India faces a significant potential headwind as S&P Global Ratings issued a stark warning regarding energy price shocks. The global ratings agency suggests India’s economic growth could decelerate by up to 0.8 percentage points in fiscal 2027. This projection is linked to a severe energy shock scenario originating from the Middle East conflict.
The report highlights the vulnerability of India’s growth trajectory if crude oil prices average $130 per barrel in 2026. This substantial rise in commodity costs would directly threaten the base-case estimate of 7.1 percent GDP growth planned for FY27.
Assessing the Macroeconomic Shock: S&P’s Deep Dive
S&P Global Ratings models its stress scenario assuming oil prices average $130 per barrel in 2026, followed by $100 per barrel in 2027. This stands in sharp contrast to the agency’s base case, which anticipates oil prices of $85 per barrel for the rest of 2026 and $70 in 2027.The high energy cost environment would create significant pressure on households, various companies, and the banking sector. It would also complicate the government’s efforts toward fiscal consolidation.
However, the agency provided crucial context, noting that any deterioration in public finances resulting from measures meant to cushion consumers from sudden fuel price shocks would likely be temporary in nature.
Impact on Corporate and Financial Metrics
For the corporate sector, S&P estimates a sharp decline in earnings. Specifically, the EBITDA of the top 100 listed firms could fall by up to 25 percent compared to previous expectations.Furthermore, financial leverage is expected to face pressure. The debt-to-EBITDA ratio could potentially double in FY27 under adverse conditions.
Despite these headwinds, the outlook suggests a period of recovery. Corporate credit quality is anticipated to recover sharply in FY28, assuming energy prices remain elevated but lower than the stressed 2026 scenario.
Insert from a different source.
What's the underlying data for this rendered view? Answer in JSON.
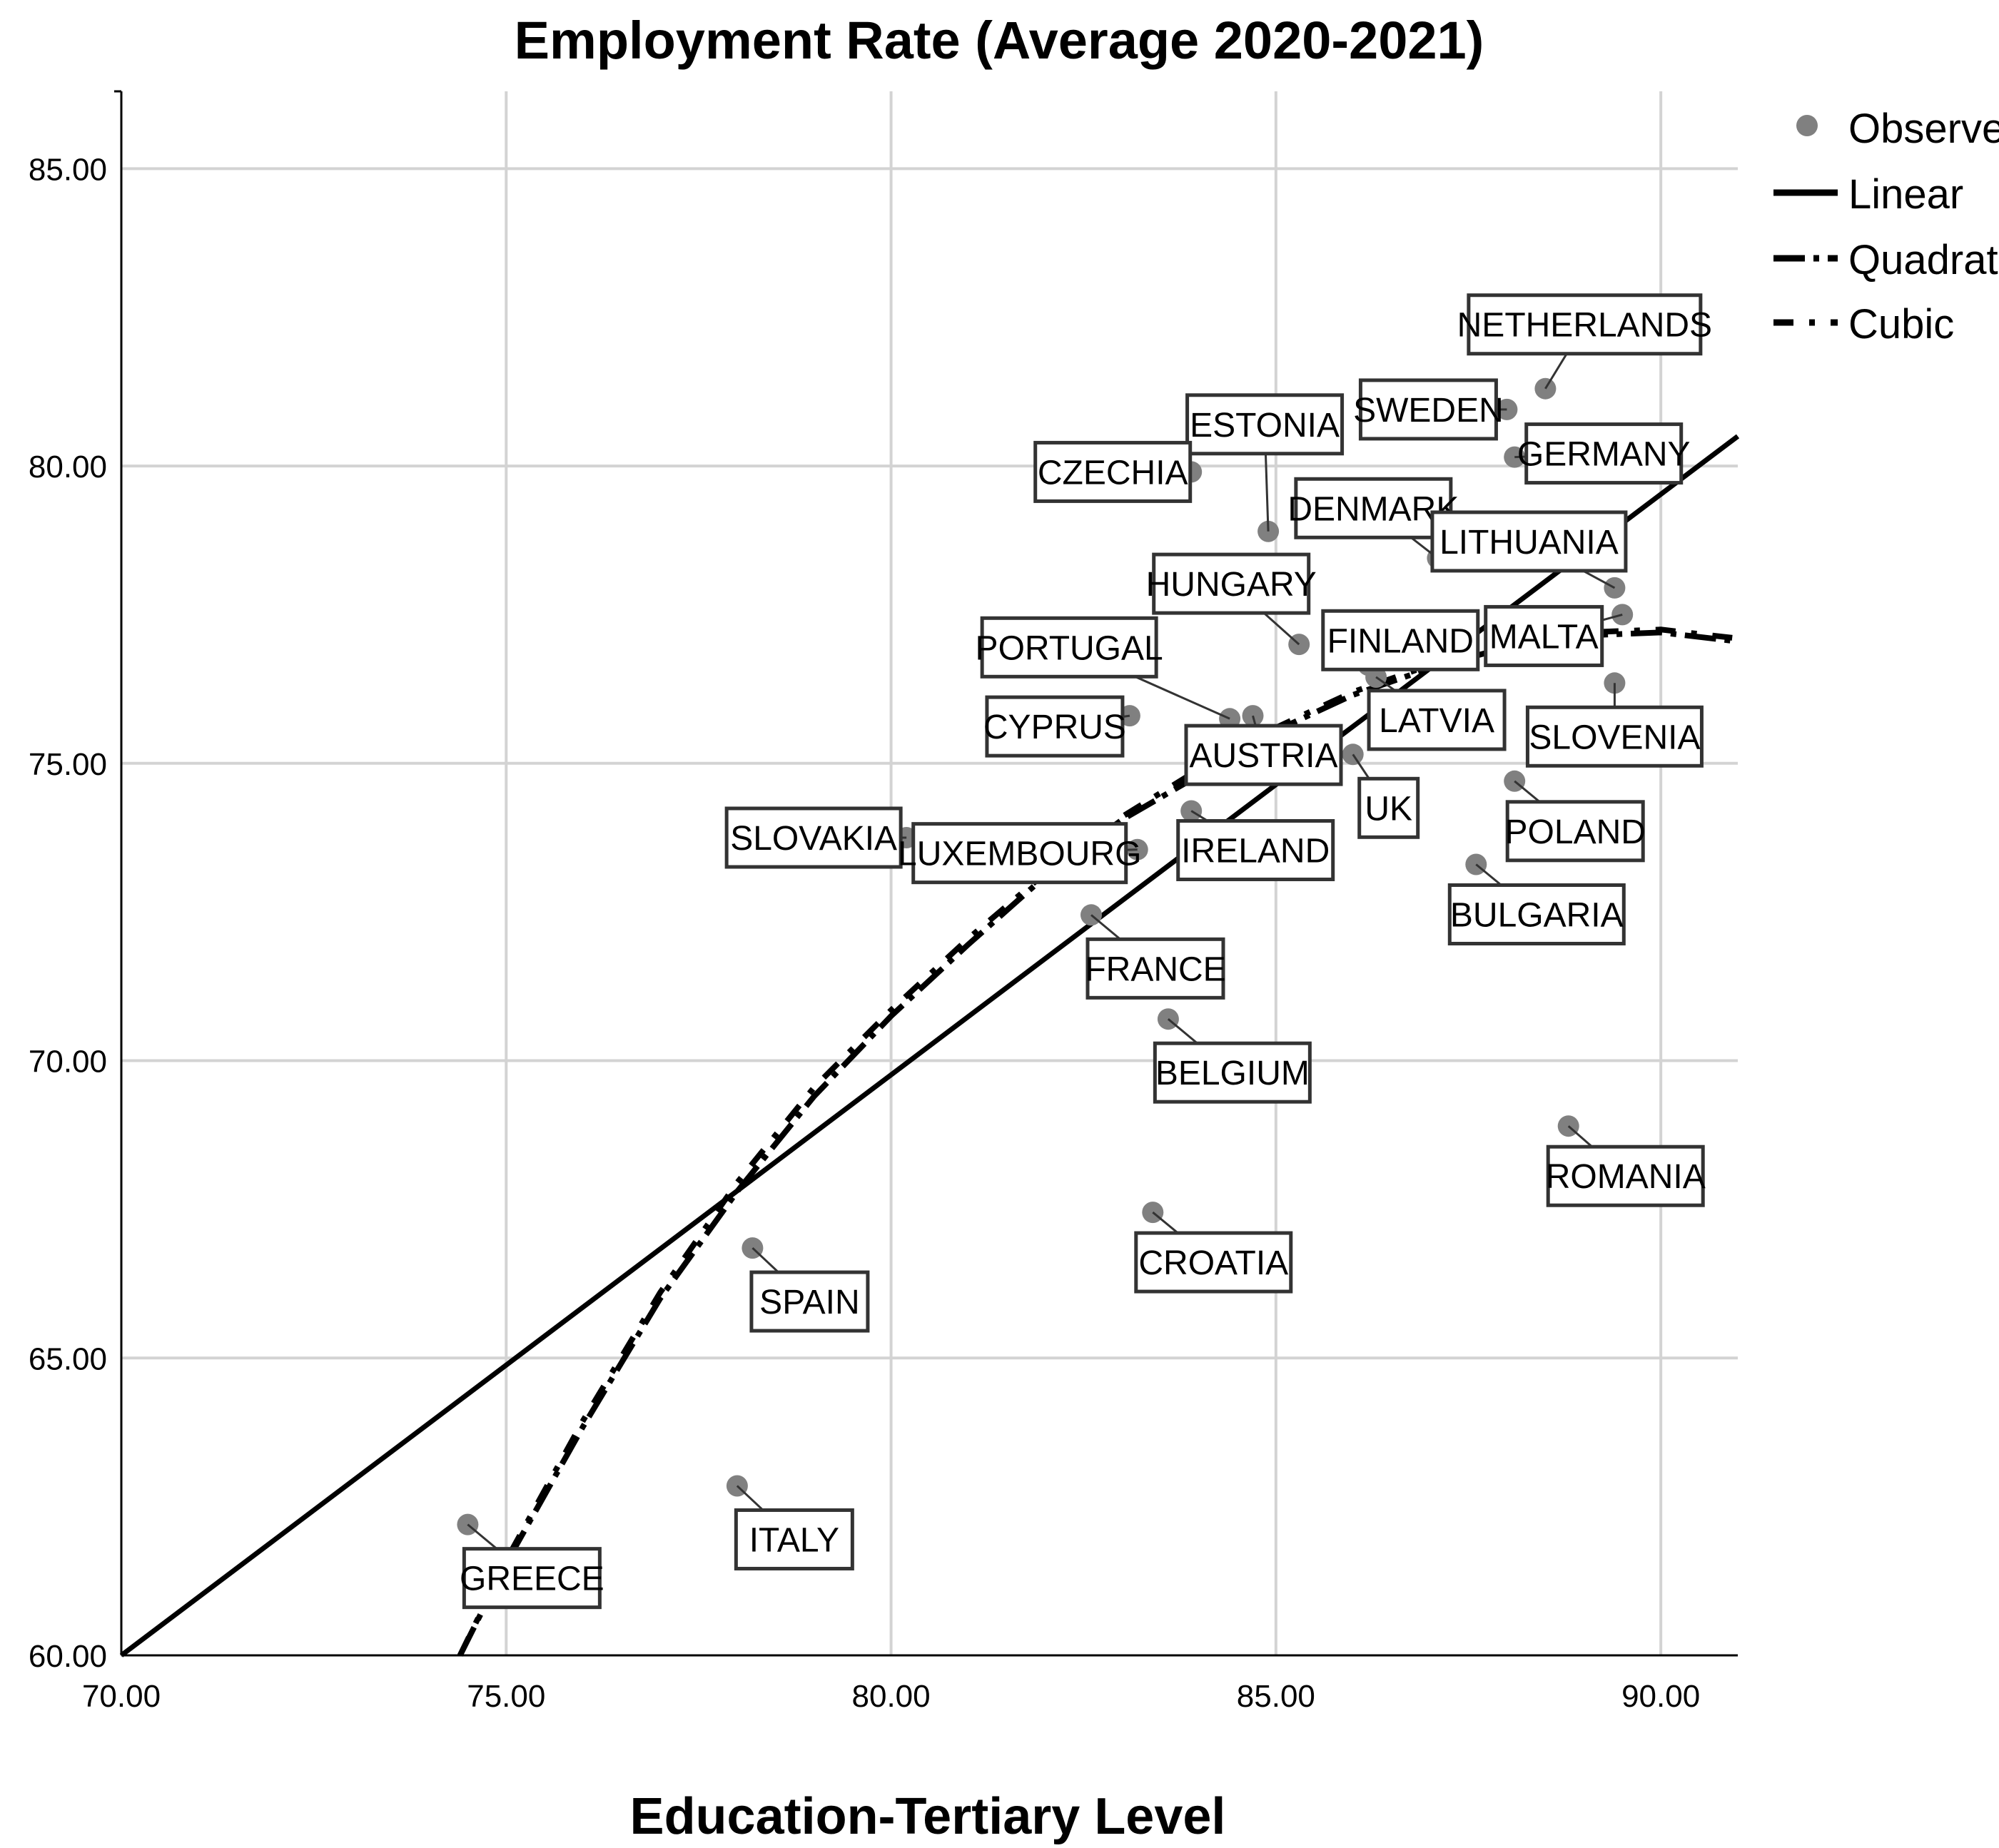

Banking Sector Remains Robust Amid Uncertainty
The banking sector is positioned well to weather the potential uncertainty. Lenders enter this period from a position of strength, supported by decade-high capital adequacy ratios and multi-year records of low non-performing loans.While credit losses may edge up to 0.9 percent over the next 12–24 months, S&P maintains that the overall asset quality across the sector is expected to remain healthy.
India’s Fundamentals Positioned to Absorb Downside
S&P Global Ratings concluded that, despite the visible downside risks, India’s underlying macroeconomic and financial fundamentals remain strong enough to absorb the shock. The agency does not foresee any immediate negative impact on the credit quality of the sovereign, rated corporates, or the banking system.The backdrop for this warning is the immediate volatility in global oil markets. Brent crude recently crossed $100 per barrel following the failure of talks between the US and Iran, alongside the US announcing a blockade of the Strait of Hormuz.
S&P’s base case accounts for the assumption that the conflict intensity will peak soon, and disruptions linked to the Strait of Hormuz are expected to ease during April, though continued supply-side stress may persist for months.